In a recent decision by the Technology and Construction Court (TCC), Judge Stewart-Smith has clarified the position when determining whether two adjudications are “the same or substantially the same” when a party challenges jurisdiction under Para 9(2) of the Scheme for Construction Contracts. He stated that the decision reached in the first adjudication must be considered as well as the disputes referred to adjudication in each.
Hitachi employed John Sisk & Son (“Sisk”) to design, build and test a multi-fuel power plant at Ferrybridge in Yorkshire. Various disputes arose in connection with the contract, resulting in no less than eight adjudications.
The second of these adjudications concerned a number of variations claimed by John Sisk, including one relating to acceleration works named “Event 1176”. Sisk’s request for payment of £1 million for this Event was rejected by Hitachi, as it was their position that Sisk had been overpaid £2.7 million for the contract. The adjudicator concluded that Sisk had been instructed to accelerate works, but valued Event 1176 at “£nil”, on the basis that the substantiation provided by Sisk in support of the Event was insufficient.
In the eighth adjudication, Sisk sought payment for the works under Event 1176, and provided further substantiation in support of its claim. Hitachi challenged the jurisdiction of the adjudicator (who was the same as in the second adjudication) on the basis that the adjudicator had already made a decision on Event 1176 in the second adjudication. Under Paragraph 9(2) of the Scheme for Construction Contracts, an adjudicator must resign where the dispute is the same or substantially the same as one that has been referred to adjudication previously.
The adjudicator decided he had jurisdiction, on the basis that he had determined that Event 1176 was a variation in the second adjudication, but had not made a decision on its value due to the lack of evidence provided by Sisk. He proceeded to value Event 1176 at just over £800,000 in the eighth adjudication, and ordered Hitachi to pay Sisk. Hitachi challenged the enforcement of the decision in the High Court.
Judge Stewart-Smith decided that the adjudicator did have jurisdiction to determine the dispute in the eighth adjudication and rejected Hitachi’s challenge.

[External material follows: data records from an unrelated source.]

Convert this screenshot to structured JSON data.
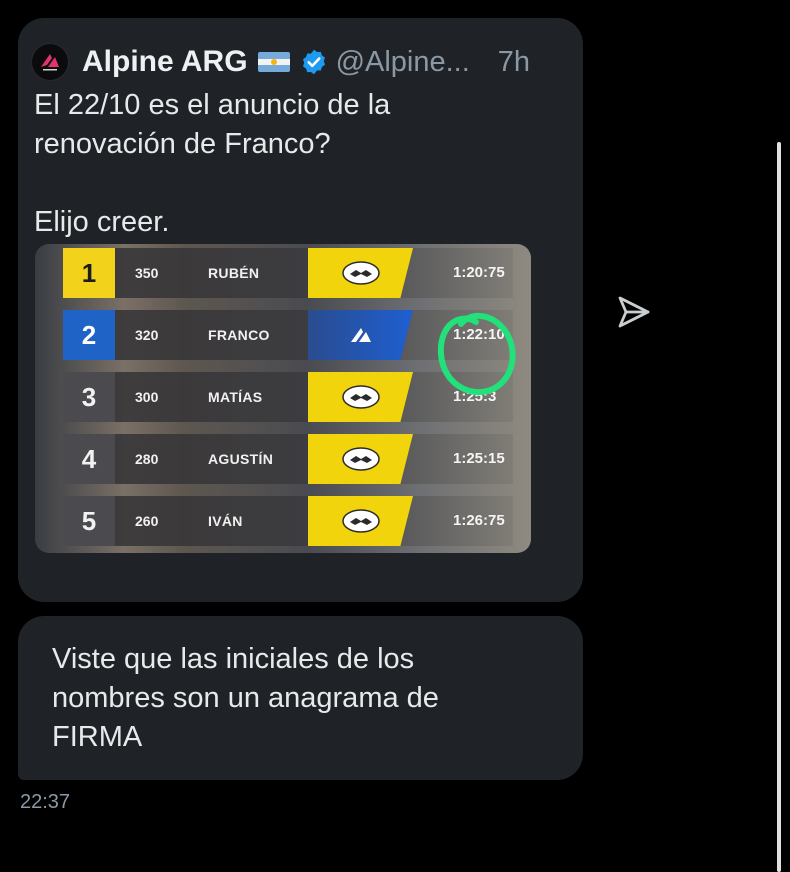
{
  "tweet": {
    "author_name": "Alpine ARG",
    "handle": "@Alpine...",
    "time": "7h",
    "text": "El 22/10 es el anuncio de la\nrenovación de Franco?\n\nElijo creer.",
    "flag_icon": "argentina-flag-icon",
    "verified_icon": "verified-badge-icon",
    "avatar_icon": "alpine-logo-icon",
    "image": {
      "rows": [
        {
          "position": "1",
          "points": "350",
          "name": "RUBÉN",
          "time": "1:20:75",
          "sponsor": "handshake-logo-icon"
        },
        {
          "position": "2",
          "points": "320",
          "name": "FRANCO",
          "time": "1:22:10",
          "sponsor": "alpine-a-logo-icon"
        },
        {
          "position": "3",
          "points": "300",
          "name": "MATÍAS",
          "time": "1:25:3",
          "sponsor": "handshake-logo-icon"
        },
        {
          "position": "4",
          "points": "280",
          "name": "AGUSTÍN",
          "time": "1:25:15",
          "sponsor": "handshake-logo-icon"
        },
        {
          "position": "5",
          "points": "260",
          "name": "IVÁN",
          "time": "1:26:75",
          "sponsor": "handshake-logo-icon"
        }
      ]
    }
  },
  "reply": {
    "text": "Viste que las iniciales de los\nnombres son un anagrama de\nFIRMA"
  },
  "timestamp": "22:37",
  "icons": {
    "send": "send-icon"
  },
  "colors": {
    "bubble": "#1f2327",
    "yellow": "#f2d40d",
    "blue": "#1f63c7",
    "annotation": "#22e07a",
    "verified": "#1d9bf0"
  }
}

In his judgement, referring to the case of Quietfield Ltd v Vascroft Construction Ltd 2007 BLR 67, he clarified that, when deciding whether or not two disputes are the same or substantially the same, the focus should be on what was decided in the first adjudication, rather than purely what was referred in each. He said a comparison purely between the disputes referred to adjudication would result in a “misleading and irrelevant similarity” between the two disputes, and that since the adjudicator had expressly declined to decide the value of Event 1176 in the second adjudication, the dispute in the eighth adjudication was not the same.
In his judgement, Judge Stewart-Smith said:
“Adjudication is, by its very nature, an interim procedure for the protecting and promoting of cashflow in the construction industry rather than a system of litigation that is designed to ensure finality from the outset. In my judgment, that provides a cogent reason why the enquiry in the context of adjudications should focus intently upon what the first adjudicator decided.”
He also rejected Hitachi’s argument that Sisk was using serial adjudications as an instrument of oppression (despite the fact that there were eight), and instead noted that it had simply misjudged the evidence required for the second adjudication, gathered the necessary information and come back. This may provide some reassurance to parties that they can refer matters to adjudication again if they feel that the first adjudicator left aspects of their dispute undecided, even if this was due to their own lack of evidence; however, it remains the better position to provide full substantiation and evidence for claims at the outset.